The CD4009 is an obsolete inverting buffer. It has two positive power supply pins and the IC will self-destruct if they power-up in the wrong sequence. Its output current is fairly high when sinking but is fairly low when sourcing.

A CD4049 should be used instead if you want a inverting buffer. Its output current is very high when sinking and is high when sourcing.

A CD4069 is an ordinary Cmos inverter with symmetrical sinking and sourcing current outputs.

 

Kris,
Connect the 4009's Vdd pin to 10v
Connect the 4009's Vcc pin to 10v.
Connect the 4009's Vss pin to ground/0v.
You will need to use a transistor driver like in eblc1388's schematic (R1, R2, R3, Q1); otherwise the input to the 4009 won't go high enough to toggle the output. You could substitute other general purpose NPN transistors for the 2N2222 like a 2N3904, 2N4401, etc.

Audiogurus' comments definitely apply.

 

You will need to use a transistor driver like in eblc1388's schematic (R1, R2, R3, Q1); otherwise the input to the 4009 won't go high enough to toggle the output.
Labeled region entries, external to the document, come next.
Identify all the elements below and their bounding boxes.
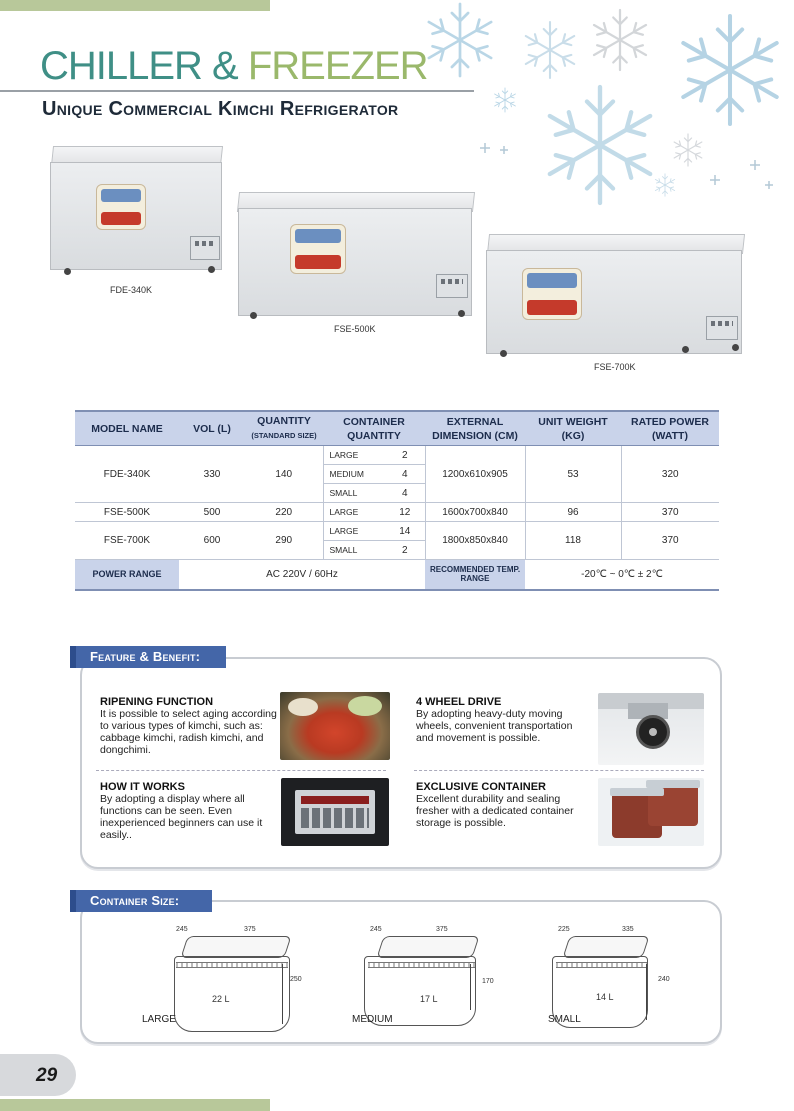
table-row: SMALL 4 (75, 484, 719, 503)
container-small (546, 924, 696, 1040)
table-row: SMALL 2 (75, 541, 719, 560)
dim-length: 375 (244, 926, 256, 933)
col-quantity: QUANTITY (STANDARD SIZE) (245, 411, 323, 446)
container-large (140, 924, 310, 1040)
dim-width: 245 (176, 926, 188, 933)
title-freezer: FREEZER (247, 44, 428, 88)
col-vol: VOL (L) (179, 411, 245, 446)
container-name: LARGE (142, 1014, 176, 1025)
page-number: 29 (0, 1054, 76, 1096)
table-row: MEDIUM 4 (75, 465, 719, 484)
page-title (40, 44, 428, 89)
top-accent-band (0, 0, 270, 11)
snowflake-decoration (410, 0, 794, 220)
feature-divider (414, 770, 704, 771)
product-image-fse-700k (484, 232, 746, 377)
table-row: FDE-340K 330 140 LARGE 2 1200x610x905 53 320 (75, 446, 719, 465)
product-image-fse-500k (236, 190, 476, 342)
container-photo (598, 778, 704, 846)
dim-length: 375 (436, 926, 448, 933)
container-volume: 22 L (212, 994, 230, 1004)
title-divider (0, 90, 474, 92)
dim-height: 240 (658, 976, 670, 983)
feature-benefit-title: Feature & Benefit: (70, 646, 226, 668)
dim-width: 245 (370, 926, 382, 933)
product-image-fde-340k (48, 144, 228, 304)
product-label: FDE-340K (110, 285, 153, 295)
page-subtitle: Unique Commercial Kimchi Refrigerator (42, 98, 399, 120)
feature-divider (96, 770, 386, 771)
bottom-accent-band (0, 1099, 270, 1111)
container-name: SMALL (548, 1014, 581, 1025)
dim-height: 250 (290, 976, 302, 983)
title-chiller: CHILLER & (40, 44, 248, 88)
col-external: EXTERNAL DIMENSION (CM) (425, 411, 525, 446)
spec-table-header (75, 411, 719, 446)
control-panel-photo (281, 778, 389, 846)
feature-4-wheel: 4 WHEEL DRIVE By adopting heavy-duty moving wheels, convenient transportation and movement is possible. (416, 696, 573, 744)
table-row: FSE-700K 600 290 LARGE 14 1800x850x840 118 370 (75, 522, 719, 541)
dim-height: 170 (482, 978, 494, 985)
kimchi-photo (280, 692, 390, 760)
feature-ripening: RIPENING FUNCTION It is possible to select aging according to various types of kimchi, such as: cabbage kimchi, radish kimchi, and dongchimi. (100, 696, 277, 756)
product-label: FSE-700K (594, 362, 636, 372)
col-weight: UNIT WEIGHT (KG) (525, 411, 621, 446)
feature-exclusive-container: EXCLUSIVE CONTAINER Excellent durability and sealing fresher with a dedicated container storage is possible. (416, 781, 574, 829)
feature-how-it-works: HOW IT WORKS By adopting a display where all functions can be seen. Even inexperienced beginners can use it easily.. (100, 781, 263, 841)
container-size-title: Container Size: (70, 890, 212, 912)
dim-width: 225 (558, 926, 570, 933)
table-footer-row: POWER RANGE AC 220V / 60Hz RECOMMENDED TEMP. RANGE -20℃ ~ 0℃ ± 2℃ (75, 560, 719, 590)
wheel-photo (598, 693, 704, 765)
spec-table (75, 410, 719, 591)
col-container: CONTAINER QUANTITY (323, 411, 425, 446)
container-medium (350, 924, 510, 1040)
dim-length: 335 (622, 926, 634, 933)
container-name: MEDIUM (352, 1014, 393, 1025)
container-volume: 14 L (596, 992, 614, 1002)
container-volume: 17 L (420, 994, 438, 1004)
product-label: FSE-500K (334, 324, 376, 334)
table-row: FSE-500K 500 220 LARGE 12 1600x700x840 96 370 (75, 503, 719, 522)
col-model: MODEL NAME (75, 411, 179, 446)
col-power: RATED POWER (WATT) (621, 411, 719, 446)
you should read the datasheet and it will greatly help your understanding of the chip.

 

you should read the datasheet and it will greatly help your understanding of the chip.

I have read it.
When you get around to reading the datasheet, you will observe that Vcc needs to be less than or equal to Vdd.

Quote from National Semiconductor's datasheet:

Conversion ranges are from 3V to 15V providing VCC <= VDD.

[eta]
In other words, the IC is capable of translating a higher CMOS level down to a lower TTL level, but not the reverse.

 

I have read it.

you didn't read the relevant part.

When you get around to reading the datasheet, you will observe that Vcc needs to be less than or equal to Vdd.

Quote from National Semiconductor's datasheet:

 

you didn't read the relevant part.

So, what's the relevant part in your opinion?

 

So, what's the relevant part in your opinion?

the part that would help assess if the following is correct:

You will need to use a transistor driver like in eblc1388's schematic (R1, R2, R3, Q1); otherwise the input to the 4009 won't go high enough to toggle the output.

 

With apologies to the OP, this thread is turning into another worthless mess. What is the point to all this?

I have the National Semi CMOS data book from 1978. The relevant parameters are that the input swing to Vcc, and that Vdd be less than or equal to Vcc. The output is also good for 8 ma. Easier to use a 4049 as a buffer.

 

I have the National Semi CMOS data book from 1978. The relevant parameters are that the input swing to Vcc, and that Vdd be less than or equal to Vcc. The output is also good for 8 ma. Easier to use a 4049 as a buffer.

none of that is relevant.

the question is basically how do you go about figuring out what, if any, you need to do to interface the said mcu with a 10v cmos part.

 

Ok sorry for any confusion here, the 4009 I'm using is this one:
http://jaycar.com.au/products_uploaded/ZC4009.pdf

it's by ST Microelectronics. It says in page 2 that typical operating condition is Vdd = 3 to 20V. I'm using 5V. I tested using 9V to VDD but my output level is still the same (ie. the square wave has not increased in value than what is being toggled at the micro). I also put Vss to ground. But Vcc is floating.

 

I guess you didn't see where I suggested to put Vcc and Vdd to 10v?

See reply #22, above.

Unless you wish to become confused and annoyed, simply ignore millwood's "comments".

 

If the Vcc pin is left floating, there is no supply for the output stage. The inverter output can't be driven high.

 

Okay Ill put Vcc to 5V rail then (same as VDD is on).

Of course I must goto uni now so thanks and I'll check it out there!!